About Econlinguistics
Econlinguistics combines the fields of economics and linguistics. Using techniques from machine learning, natural language processing and econometrics, this emerging area of research is concerned with the economic impact of spoken and written language.
Economics is the study of the production, distribution and consumption of goods and services, which takes place in a complex system of verbal and written agreements. Econlinguistics aims at shedding light on the natural intersection of economics and linguistics. As such, econlinguistics is heavily concerned with the transmission of information between agents in an economic system.

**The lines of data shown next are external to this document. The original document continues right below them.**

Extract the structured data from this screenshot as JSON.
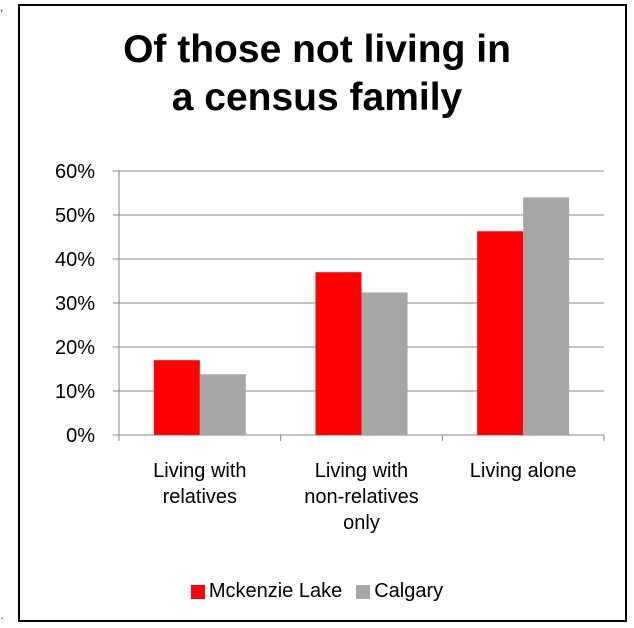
{
  "chart_data": {
    "type": "bar",
    "title_lines": [
      "Of those not living in",
      "a census family"
    ],
    "categories": [
      [
        "Living with",
        "relatives"
      ],
      [
        "Living with",
        "non-relatives",
        "only"
      ],
      [
        "Living alone"
      ]
    ],
    "series": [
      {
        "name": "Mckenzie Lake",
        "color": "#ff0000",
        "values": [
          17,
          37,
          46.3
        ]
      },
      {
        "name": "Calgary",
        "color": "#a6a6a6",
        "values": [
          13.8,
          32.4,
          54
        ]
      }
    ],
    "ylim": [
      0,
      60
    ],
    "yticks": [
      "0%",
      "10%",
      "20%",
      "30%",
      "40%",
      "50%",
      "60%"
    ],
    "grid": true,
    "legend_position": "bottom"
  }
}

Econlinguistics research group
The Econlinguistics Research Group (ERG) was established 2019 in order to foster interdisciplinary research with a focus on the economics of language. As such, the group consists of data scientists, financial economists and researchers from related fields. Please direct any inquires towards research@econlinguistics.org
Publications
A. Barth, S. Mansouri and F. Woebbeking. "Let me get back to you" - A machine learning approach to measuring non-answers, 2020.

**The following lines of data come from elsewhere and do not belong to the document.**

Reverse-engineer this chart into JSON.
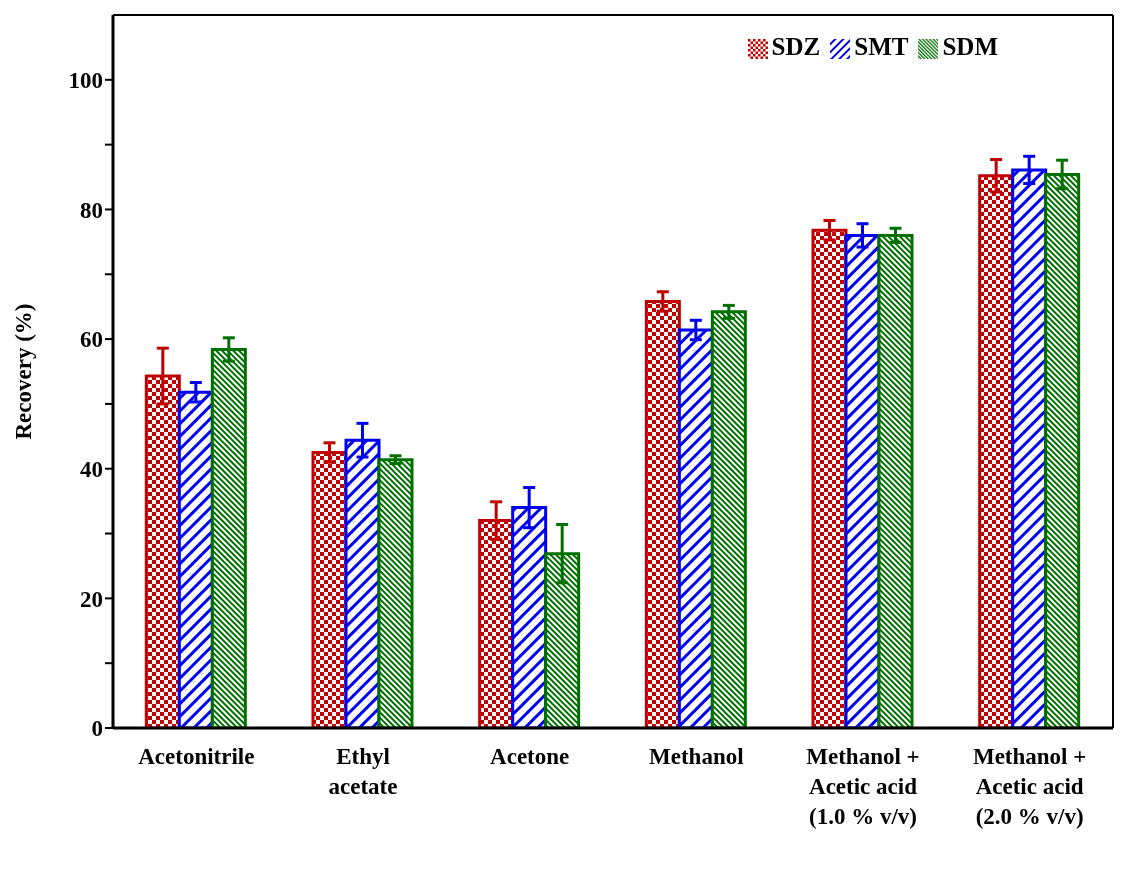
{
  "chart_data": {
    "type": "bar",
    "ylabel": "Recovery (%)",
    "categories": [
      "Acetonitrile",
      "Ethyl acetate",
      "Acetone",
      "Methanol",
      "Methanol + Acetic acid (1.0 % v/v)",
      "Methanol + Acetic acid (2.0 % v/v)"
    ],
    "series": [
      {
        "name": "SDZ",
        "color": "#c00000",
        "values": [
          54.3,
          42.5,
          32.0,
          65.8,
          76.8,
          85.2
        ],
        "errors": [
          4.3,
          1.5,
          2.9,
          1.5,
          1.5,
          2.5
        ]
      },
      {
        "name": "SMT",
        "color": "#0000ee",
        "values": [
          51.8,
          44.4,
          34.0,
          61.4,
          76.0,
          86.1
        ],
        "errors": [
          1.5,
          2.6,
          3.1,
          1.5,
          1.8,
          2.1
        ]
      },
      {
        "name": "SDM",
        "color": "#007000",
        "values": [
          58.4,
          41.4,
          26.9,
          64.2,
          76.0,
          85.4
        ],
        "errors": [
          1.8,
          0.6,
          4.5,
          1.0,
          1.1,
          2.2
        ]
      }
    ],
    "ylim": [
      0,
      110
    ],
    "yticks": [
      0,
      {
        "value": 10,
        "label": null
      },
      20,
      {
        "value": 30,
        "label": null
      },
      40,
      {
        "value": 50,
        "label": null
      },
      60,
      {
        "value": 70,
        "label": null
      },
      80,
      {
        "value": 90,
        "label": null
      },
      100
    ],
    "grid": false,
    "legend": "top right"
  }
}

Revision requested from Management Science
Available at SSRN.
It is relatively easy for us humans to detect when a question we asked has not been answered – we aim to teach this skill to a computer. Using a supervised machine learning framework on a large training set of questions and answers, we identify 1,364 trigrams that signal non-answers in earnings call Q&A. We show that this glossary has economic relevance by applying it to contemporaneous stock market reactions after earnings calls. Our findings suggest that obstructing the flow of information leads to significantly lower cumulative abnormal stock returns and higher implied volatility. As both our method and glossary are free of financial context, we believe that the measure is applicable to other fields with a Q&A setup outside the contextual domain of financial earnings conference calls.
A. Barth, S. Mansouri, F. Woebbeking and S. Zörgiebel. How to Talk down Your Stock Performance, 2021.

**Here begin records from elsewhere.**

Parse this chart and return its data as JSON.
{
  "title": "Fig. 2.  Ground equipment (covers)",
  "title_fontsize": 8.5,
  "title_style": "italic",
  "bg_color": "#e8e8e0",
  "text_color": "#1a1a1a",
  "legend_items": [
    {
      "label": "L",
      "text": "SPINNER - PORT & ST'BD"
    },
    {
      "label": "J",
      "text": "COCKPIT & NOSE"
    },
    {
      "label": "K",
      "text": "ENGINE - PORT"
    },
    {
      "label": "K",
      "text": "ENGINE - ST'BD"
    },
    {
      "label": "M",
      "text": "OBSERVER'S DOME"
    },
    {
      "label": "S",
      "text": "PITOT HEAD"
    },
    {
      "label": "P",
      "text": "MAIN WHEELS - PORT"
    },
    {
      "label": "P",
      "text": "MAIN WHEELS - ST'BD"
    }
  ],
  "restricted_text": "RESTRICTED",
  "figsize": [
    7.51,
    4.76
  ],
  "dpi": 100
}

Revision requested from Journal of Banking & Finance
Available at SSRN.
We process the natural language of verbal firm disclosures in order to study the use of context specific language or jargon and its impact on financial performance. We observe that, within the Q&A of earnings conference calls, managers use less jargon in responses to tougher questions, and after a quarter of bad economic success. Moreover, markets interpret the lack of precise information as a bad signal: we find lower cumulative abnormal returns and a higher implied volatility following earnings calls where managers use less jargon. These results support the argument that context specific language or jargon helps to efficiently and precisely transfer information.
Glossary
Through permanent links, working with the glossaries on econlinguistics.org is as easy as:
# Python:
import pandas as pd
dict = pd.read_table('https://econlinguistics.org/glossary.txt', sep=',')
# R:
dict <- read.table("https://econlinguistics.org/glossary.txt", sep=",", header=TRUE)
// STATA:
import delimited https://econlinguistics.org/glossary.txt, delimiters(",")
Alternatively, you can try it out using our
'Shinyapp' HERE
.
glossary.txt (permanent link): This is the core glossary, containing 1,027 tokens (3-grams) with positive factor loads, which should serve most applications. Most importantly, this glossary is not specific to the contextual domain of earnings calls.